Why Washed-Out Hair Color Is This Summer’s Best Lazy Beauty Statement

The fight against fading hair color is constant for those with dyed manes, but keeping your lengths in pristine condition can feel particularly Sisyphean in summer, when showers are more frequent and the sun’s bleaching power is strongest. Take it from this pink-haired editor, who has done everything short of encase her strands in UVA/UVB-proof plastic yet has watched them shift from cotton candy to sand to a colorless sort of straw nonetheless.
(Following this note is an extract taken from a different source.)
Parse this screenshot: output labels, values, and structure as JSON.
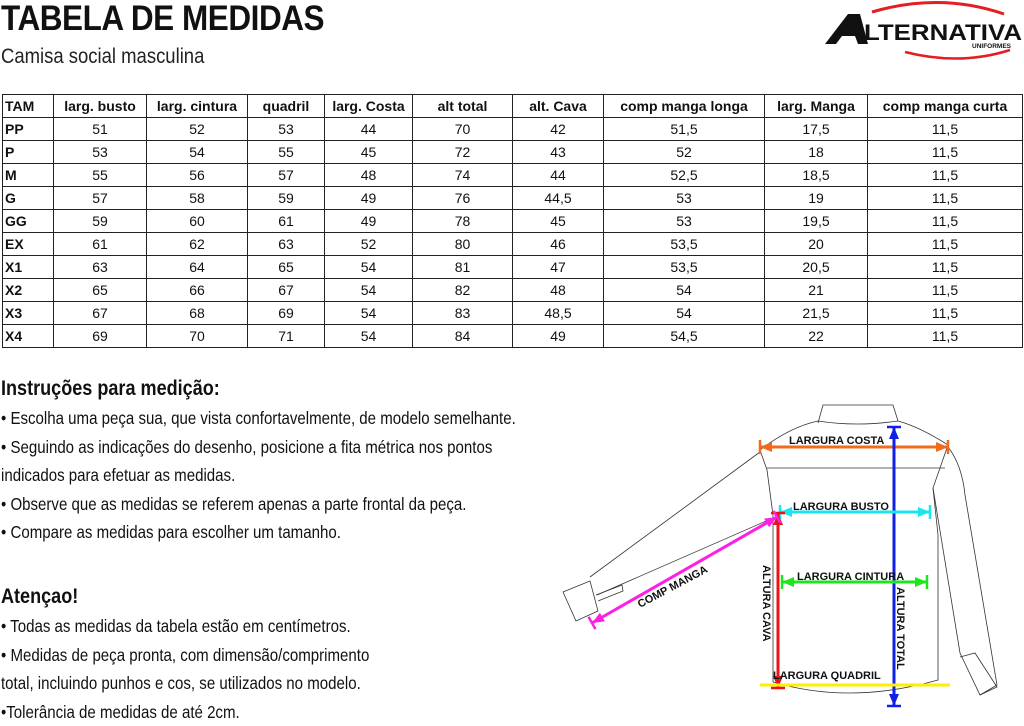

It’s draining—quite literally—so, here, a contrarian view: Why not embrace washed-out hair as the easy summertime statement it is?

At its best, the look recalls surfers and grunge kids, who allow the color to leach from their strands as a sign of rebellion—or because they simply couldn’t care less—and that hands-off approach suddenly feels right in the free-spirited months governed by the heat. Take Lucky Blue Smith, whose signature shade of platinum so often reflects those sun-bleached tones with a hint of salt-strewn texture. His sister Pyper America Smith recently let her hot pink lengths fade gradually into the prettiest rose-tinged blonde, while Mary Charteris took it one step further, dwindling all the way down to apricot. Watching my own lengths dim to a soft, gold-streaked peach, I grew to love those hazy colors that can’t quite be mixed by hand—that are best distressed slowly, beneath the beating sun—and perhaps best of all, require no upkeep.

In sum, a high-maintenance mane is so contrary to the essence of summer—why bother when the alternative looks so effortlessly cool? Washed-out hair, really don’t care.